Poor Law Union and Workhouse
In 1738 the trustees of Middleton's charity bought the old Bull Inn from Jane Stanbridge which was then rented and made use of by the Churchwardens and overseers as a workhouse for the Poor. The idle poor were set to work and the unemployed were discouraged from moving about to seek work.
The parish of their settlement had a duty to maintain them. At the Lewes Sessions in 1715 the settlement of Thomas Mitchell, pauper, was fixed at Cuckfield. The old poor laws treated the paupers almost as criminals to encourage independence.
Extracts from the Sussex Weekly Advertiser show:
Jan19, 1789. John Morris for running away and leaving his family chargeable to the Parish of Cuckfield was adjudged a rogue and vagabond: recommitted for one week and ordered to be privately whipped.
7 April 16,1790. Abraham C was sentenced to 7 years transportation for stealing 1 bushel of wheat in the chaff from the barn of John Coppard of Cuckfield. He was 22 years old, of previously good character, had a wife and one child and another daily expected.
A new Poor Law was enacted in 1834 and Guardians were created to administer it. The churchwardens and overseers gave up the old parish workhouse on 29 September 1845
Cuckfield was a union town responsible by law for providing a workhouse in the area.

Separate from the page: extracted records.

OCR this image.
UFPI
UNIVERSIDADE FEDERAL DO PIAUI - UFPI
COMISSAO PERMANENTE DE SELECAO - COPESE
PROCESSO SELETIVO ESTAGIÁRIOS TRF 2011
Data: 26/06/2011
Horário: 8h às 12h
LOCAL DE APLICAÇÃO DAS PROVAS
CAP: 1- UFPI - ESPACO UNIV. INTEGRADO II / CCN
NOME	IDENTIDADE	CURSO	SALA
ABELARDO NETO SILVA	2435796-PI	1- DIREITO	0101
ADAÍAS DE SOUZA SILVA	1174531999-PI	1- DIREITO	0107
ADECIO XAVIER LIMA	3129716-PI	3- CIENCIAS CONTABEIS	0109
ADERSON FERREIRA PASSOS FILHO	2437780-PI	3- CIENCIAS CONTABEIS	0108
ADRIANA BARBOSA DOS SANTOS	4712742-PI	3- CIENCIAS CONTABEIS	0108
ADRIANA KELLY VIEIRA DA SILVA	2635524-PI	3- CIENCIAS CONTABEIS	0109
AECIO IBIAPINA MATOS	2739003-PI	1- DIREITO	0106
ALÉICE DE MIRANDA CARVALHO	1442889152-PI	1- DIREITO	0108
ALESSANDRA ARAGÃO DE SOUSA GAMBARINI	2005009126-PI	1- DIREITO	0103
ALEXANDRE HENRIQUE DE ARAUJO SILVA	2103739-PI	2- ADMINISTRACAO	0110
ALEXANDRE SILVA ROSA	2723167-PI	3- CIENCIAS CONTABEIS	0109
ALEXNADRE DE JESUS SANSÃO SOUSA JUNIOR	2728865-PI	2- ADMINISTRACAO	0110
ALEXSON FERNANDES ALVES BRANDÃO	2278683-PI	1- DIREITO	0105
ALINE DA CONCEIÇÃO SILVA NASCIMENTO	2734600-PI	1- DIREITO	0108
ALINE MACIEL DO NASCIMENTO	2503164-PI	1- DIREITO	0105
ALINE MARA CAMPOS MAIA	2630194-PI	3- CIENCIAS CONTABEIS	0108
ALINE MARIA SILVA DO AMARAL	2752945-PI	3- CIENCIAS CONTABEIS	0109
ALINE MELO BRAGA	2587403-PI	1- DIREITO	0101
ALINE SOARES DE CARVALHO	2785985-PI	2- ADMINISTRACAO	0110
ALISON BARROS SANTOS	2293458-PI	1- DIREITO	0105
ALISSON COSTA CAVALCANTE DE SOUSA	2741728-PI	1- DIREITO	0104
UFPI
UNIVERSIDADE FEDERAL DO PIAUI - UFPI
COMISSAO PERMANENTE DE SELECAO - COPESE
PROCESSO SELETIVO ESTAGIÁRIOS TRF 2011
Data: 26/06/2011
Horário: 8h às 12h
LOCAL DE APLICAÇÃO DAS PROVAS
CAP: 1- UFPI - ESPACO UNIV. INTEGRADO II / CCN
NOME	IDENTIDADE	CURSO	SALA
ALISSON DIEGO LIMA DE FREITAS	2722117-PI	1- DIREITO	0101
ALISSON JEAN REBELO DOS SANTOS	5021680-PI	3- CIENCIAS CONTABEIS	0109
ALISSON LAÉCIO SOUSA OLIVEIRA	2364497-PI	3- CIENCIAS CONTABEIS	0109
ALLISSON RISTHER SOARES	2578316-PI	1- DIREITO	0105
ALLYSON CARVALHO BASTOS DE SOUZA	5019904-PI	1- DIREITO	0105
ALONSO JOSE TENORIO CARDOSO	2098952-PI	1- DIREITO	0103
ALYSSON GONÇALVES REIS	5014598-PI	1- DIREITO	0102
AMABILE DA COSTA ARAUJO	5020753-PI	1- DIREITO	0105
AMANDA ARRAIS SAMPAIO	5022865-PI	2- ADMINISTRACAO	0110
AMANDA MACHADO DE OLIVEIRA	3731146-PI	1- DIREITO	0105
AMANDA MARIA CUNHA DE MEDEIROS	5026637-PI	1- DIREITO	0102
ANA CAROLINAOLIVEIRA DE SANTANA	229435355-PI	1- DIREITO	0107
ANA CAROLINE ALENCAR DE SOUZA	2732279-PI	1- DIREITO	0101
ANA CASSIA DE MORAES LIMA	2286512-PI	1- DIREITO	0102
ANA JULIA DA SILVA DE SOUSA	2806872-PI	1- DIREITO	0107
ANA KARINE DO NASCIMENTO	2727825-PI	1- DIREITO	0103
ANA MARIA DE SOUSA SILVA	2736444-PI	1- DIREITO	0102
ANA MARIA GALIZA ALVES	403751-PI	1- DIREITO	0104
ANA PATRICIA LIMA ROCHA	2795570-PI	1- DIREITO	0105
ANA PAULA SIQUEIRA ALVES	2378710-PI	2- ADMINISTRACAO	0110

This was known as the Cuckfield Union and included an infirmary.
Places within the union were:
Albourne, Ardingly, Balcombe, Bolney, Clayton, Cuckfield Urban, Cuckfield Rural, Haywards Heath, Horsted Keynes, Hurstpierpoint, Keymer, Lindfield, Newtimber, Pyecombe, Slaugham and Twineham.
They had a combined population of 23,326 in 1891.
The new Union Workhouse was opened in September 1845 on the northern outskirts of Cuckfield, built at a cost of 1845. It comprised the main building, which was designed to accommodate 450, an infirmary and a chapel.
In 1891 there were 186 inmates and officer at the Workhouse.
At the outbreak of the Second World War the Cuckfield Union Infirmary became an Emergency Medical Service Service Hospital and in 1942 the Canadians established a Military Hospital there. During the 1990s the Old Union Workhouse was converted to apartments and the old nissan huts demolished to make way for housing
A book called "Dead & Buried in Sussex" by David Arscott, it maybe of interest.
"A plaque at South Malling, Lewes, remembers the victims of the worst such disaster Britain has known:
THIS TABLET IS PLACED HERE BY SUBSCRIPTION TO RECORD AN AWFUL INSTANCE OF THE UNCERTAINTY OF HUMAN LIFE ON THE MORNING OF THE 27TH DEC 1836. THE POOR HOUSE OF THIS PARISH WAS DESTROYED BY A MASS OF SNOW FALLING FROM THE HILL ABOVE, AND THE FOLLOWING EIGHT INDIVIDUALS WERE BURIED BENEATH THE RUINS."
The names follow, their ages ranging from 82 to fifteen. The Snowdrop Inn, by the Cuilfail tunnel, marks the spot of the disaster today."
Source: Information provided by Elizabeth Graydon
Elizabeth has a site relating to Cuckfield, which offers genealogical and social history including the Workhouse, which can be viewed at http://www.graydonwhite.freeserve.co.uk
The parish established a Workhouse in 1722. The overseers of the poor rented the Old Bulls Inn building for f 6 per annum. It was located west of the church and adjacent to Ockenden House. Anyone asking for help must leave
home and sell ever asset if any and even turn in all clothing. If a family was taken in, the men were separated to a men's dorm and the women to their dorm. No cohabiting allowed. This was a birth control method that was not always successful.
A workhouse uniform was issued to each person and they were required to work at whatever job came up. One of the off-season jobs was to pick oakum- pulling apart strands of tarred rope to make material to caulk ships seams.
The food in a workhouse was better in most cases of that than the person had outside. Also medical help was on site as the crowded conditions made for sickness to spread rapidly.
The Bulls Inn workhouse was expanded several times and served as such until 1845 when a new workhouse was built northeast of town. This was a UNION of several parishes that consolidated into one workhouse. at the CHUCKLED location. It served as a workhouse until W.W.II when the Canadian army moved in and made it a military
hospital. After the war the Old Settlement laws for the poor and sick was replaced with the National Health Act of 1948. It has operated as a hospital until 1991 and has since been converted to apartments.
Source: Information provided by Percy Botting
CUCKFIELDThe Union workhouse contains 50 inmates & a larger one is being built near the town.
Source: Post Office 1846 - p 657
Submitted by Betty Longbottom
Cuckfield Union workhouse contains 100 inmates.